This saffron-scented vegetable tagine with herbed couscous is an exotic, vegan, warm stew that is very easy to make. The saffron lends a wonderful flavour and brilliant yellow colour to this potassium-rich dish.
A pungent blend of different spices makes a wonderful autumnal tagine packed with flavour.
When made the day before, the flavours infuse further to make this a showstopper to woo your guests with.
Makes 6–8 servings.
Vegetable tagine ingredients
2 cloves garlic, crushed
1 large red onion, diced
2 cloves garlic, minced
1 tsp ground cumin
1 tsp ground coriander
2 cups cooked organic chickpeas (see classic hummus recipe, page xxx)
½ cup dehydrated tomatoes, chopped small
2 tbsp tomato passata
¼ tsp saffron threads, soaked in ½ cup filtered water
1 carrot, cut into small dice
1 small sweet potato, peeled and cut into small dice
1 celery stick, thinly sliced
2 cinnamon sticks
1 sachet umami instant stock or 2 vegetable stock cubes dissolved in 6 cups hot filtered water
2 cups fresh shiitake or button mushrooms, washed and thinly sliced
12 dried unsulphured apricots, thinly sliced
¼ cup each fresh parsley and coriander</>
Meyer lemons (small, sweet hybrid lemons thought to be a cross between a regular lemon and a mandarin orange)
Vegetable tagine method
Soak the saffron threads for 30 minutes before using.
Heat a splash or two of filtered water in a heavy-based pan. Add the garlic, onion and spices.
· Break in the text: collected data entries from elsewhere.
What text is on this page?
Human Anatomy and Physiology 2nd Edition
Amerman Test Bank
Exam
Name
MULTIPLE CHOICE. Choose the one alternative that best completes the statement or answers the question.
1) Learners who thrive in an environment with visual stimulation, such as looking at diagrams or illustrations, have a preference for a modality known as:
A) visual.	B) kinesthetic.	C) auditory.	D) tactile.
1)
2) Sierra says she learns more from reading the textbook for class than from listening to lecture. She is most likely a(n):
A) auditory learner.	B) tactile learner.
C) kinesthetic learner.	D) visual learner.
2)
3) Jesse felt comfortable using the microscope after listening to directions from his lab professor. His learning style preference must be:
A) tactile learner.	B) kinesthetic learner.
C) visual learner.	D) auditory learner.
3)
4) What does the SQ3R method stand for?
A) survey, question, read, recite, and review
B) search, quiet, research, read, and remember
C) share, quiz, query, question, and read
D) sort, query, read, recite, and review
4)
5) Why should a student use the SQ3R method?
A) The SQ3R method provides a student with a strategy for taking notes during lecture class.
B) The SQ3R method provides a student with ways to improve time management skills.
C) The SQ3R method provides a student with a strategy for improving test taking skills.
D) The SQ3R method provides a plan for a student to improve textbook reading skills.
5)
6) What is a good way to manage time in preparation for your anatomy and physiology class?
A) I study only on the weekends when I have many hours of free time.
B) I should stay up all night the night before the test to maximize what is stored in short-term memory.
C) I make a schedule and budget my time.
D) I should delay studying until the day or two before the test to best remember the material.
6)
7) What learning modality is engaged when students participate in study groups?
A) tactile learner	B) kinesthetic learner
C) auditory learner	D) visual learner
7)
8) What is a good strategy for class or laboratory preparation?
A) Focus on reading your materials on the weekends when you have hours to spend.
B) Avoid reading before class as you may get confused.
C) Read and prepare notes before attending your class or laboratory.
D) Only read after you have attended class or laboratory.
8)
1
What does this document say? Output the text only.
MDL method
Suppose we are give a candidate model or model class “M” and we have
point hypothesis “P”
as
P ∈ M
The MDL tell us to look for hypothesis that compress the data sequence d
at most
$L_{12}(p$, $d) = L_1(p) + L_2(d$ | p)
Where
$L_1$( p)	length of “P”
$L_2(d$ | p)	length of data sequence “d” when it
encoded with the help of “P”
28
Heat on low for 5 minutes, stirring to coat the vegetables with the spices.
Add the chickpeas, tomatoes, tomato passata, saffron threads (and soaking water), carrot, sweet potato, celery, cinnamon sticks and stock.
Bring to a boil, and simmer on a low heat for 20 minutes.
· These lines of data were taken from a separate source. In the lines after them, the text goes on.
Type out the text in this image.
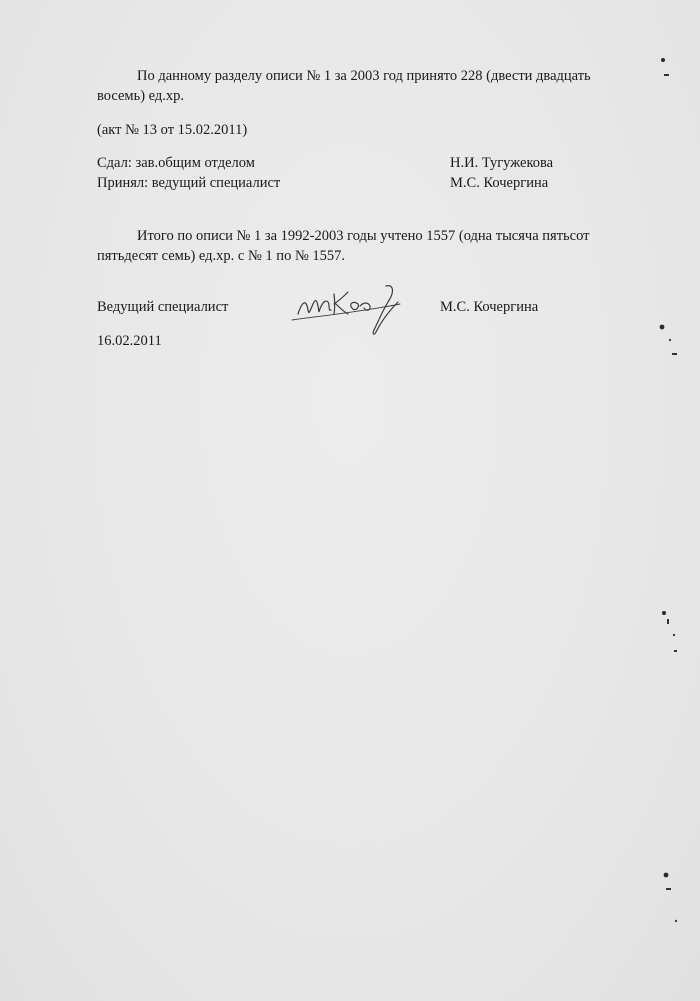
По данному разделу описи № 1 за 2003 год принято 228 (двести двадцать
восемь) ед.хр.
(акт № 13 от 15.02.2011)
Сдал: зав.общим отделом	Н.И. Тугужекова
Принял: ведущий специалист	М.С. Кочергина
Итого по описи № 1 за 1992-2003 годы учтено 1557 (одна тысяча пятьсот
пятьдесят семь) ед.хр. с № 1 по № 1557.
Ведущий специалист	М.С. Кочергина
16.02.2011
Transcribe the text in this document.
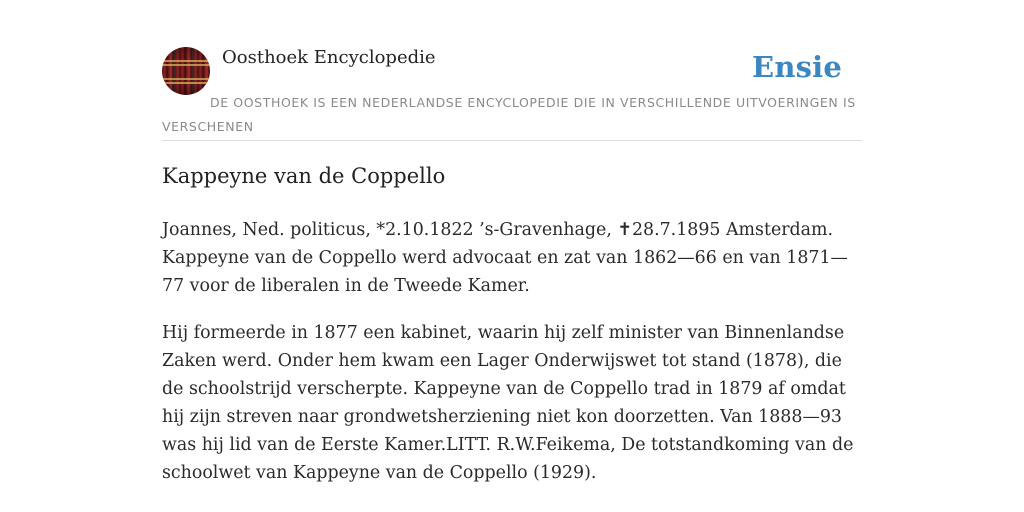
Oosthoek Encyclopedie	Ensie
DE OOSTHOEK IS EEN NEDERLANDSE ENCYCLOPEDIE DIE IN VERSCHILLENDE UITVOERINGEN IS VERSCHENEN
Kappeyne van de Coppello

Joannes, Ned. politicus, *2.10.1822 ’s-Gravenhage, ✝28.7.1895 Amsterdam. Kappeyne van de Coppello werd advocaat en zat van 1862—66 en van 1871—77 voor de liberalen in de Tweede Kamer.

Hij formeerde in 1877 een kabinet, waarin hij zelf minister van Binnenlandse Zaken werd. Onder hem kwam een Lager Onderwijswet tot stand (1878), die de schoolstrijd verscherpte. Kappeyne van de Coppello trad in 1879 af omdat hij zijn streven naar grondwetsherziening niet kon doorzetten. Van 1888—93 was hij lid van de Eerste Kamer.LITT. R.W.Feikema, De totstandkoming van de schoolwet van Kappeyne van de Coppello (1929).
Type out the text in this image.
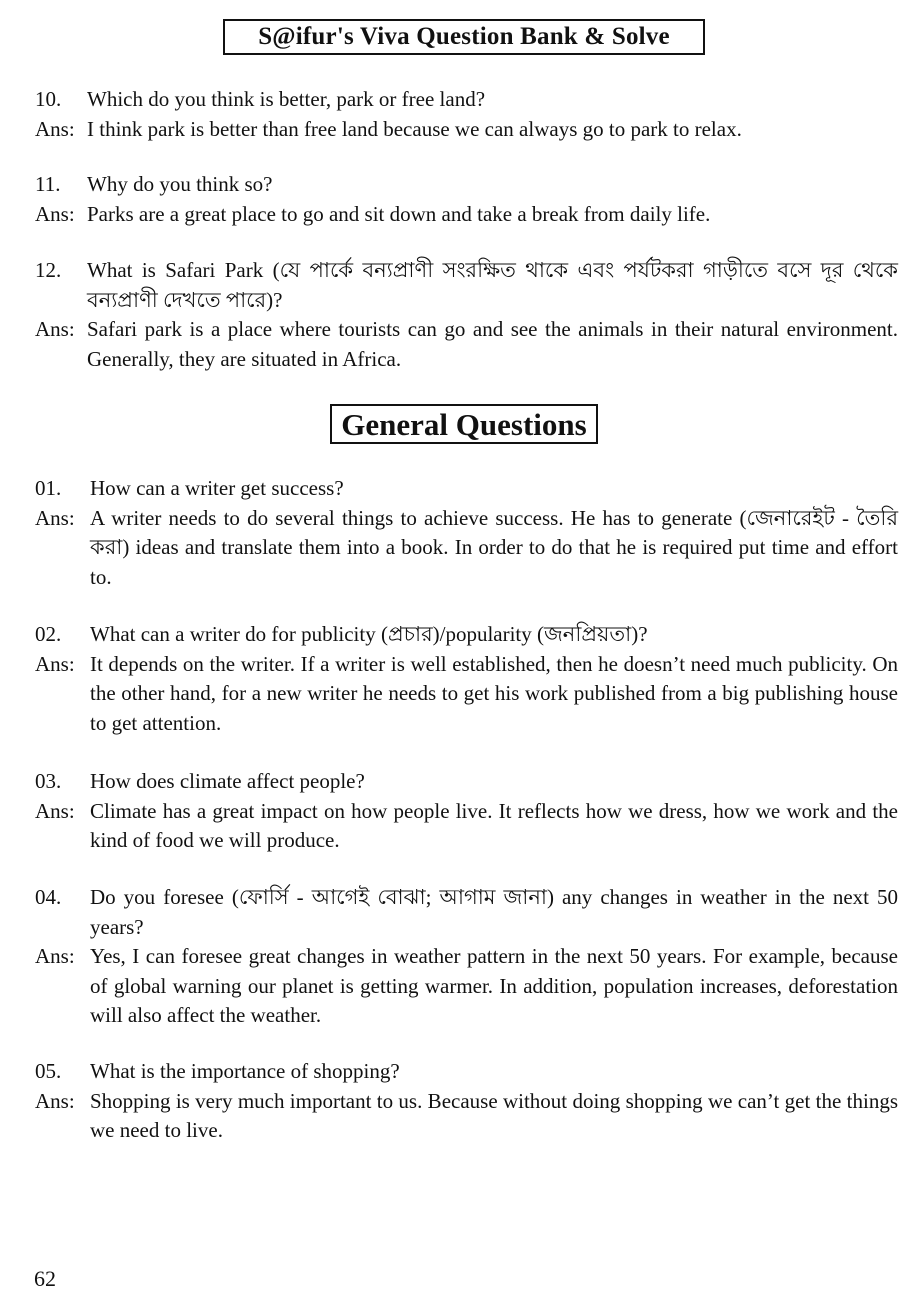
S@ifur's Viva Question Bank & Solve
10.	Which do you think is better, park or free land?
Ans: I think park is better than free land because we can always go to park to relax.
11.	Why do you think so?
Ans: Parks are a great place to go and sit down and take a break from daily life.
12.	What is Safari Park (যে পার্কে বন্যপ্রাণী সংরক্ষিত থাকে এবং পর্যটকরা গাড়ীতে বসে দূর থেকে বন্যপ্রাণী দেখতে পারে)?
Ans: Safari park is a place where tourists can go and see the animals in their natural environment. Generally, they are situated in Africa.
General Questions
01.	How can a writer get success?
Ans: A writer needs to do several things to achieve success. He has to generate (জেনারেইট - তৈরি করা) ideas and translate them into a book. In order to do that he is required put time and effort to.
02.	What can a writer do for publicity (প্রচার)/popularity (জনপ্রিয়তা)?
Ans: It depends on the writer. If a writer is well established, then he doesn’t need much publicity. On the other hand, for a new writer he needs to get his work published from a big publishing house to get attention.
03.	How does climate affect people?
Ans: Climate has a great impact on how people live. It reflects how we dress, how we work and the kind of food we will produce.
04.	Do you foresee (ফোর্সি - আগেই বোঝা; আগাম জানা) any changes in weather in the next 50 years?
Ans: Yes, I can foresee great changes in weather pattern in the next 50 years. For example, because of global warning our planet is getting warmer. In addition, population increases, deforestation will also affect the weather.
05.	What is the importance of shopping?
Ans: Shopping is very much important to us. Because without doing shopping we can’t get the things we need to live.
62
Add the dried apricots and mushrooms and continue to simmer for another 25–30 minutes, adding more liquid if required.
Stir in the fresh parsley and coriander and serve with some herbed couscous and fresh salad greens.
Garnish with fresh mint, pomegranate seeds and lemon segments.
Herbed couscous method
3 cups couscous
4½ cups boiling filtered water
Pinch sea salt
1 tsp herbs de Provence
½ cup toasted flaked almonds
Spread the couscous evenly in the bottom of a large casserole so that it is in as thin a layer as possible.
Add the salt and herbs to the boiling water and gently pour over the couscous. Cover tightly with a lid or compostable cling film. Set aside for about 15 minutes, then fluff with a fork and mix through the flaked almonds.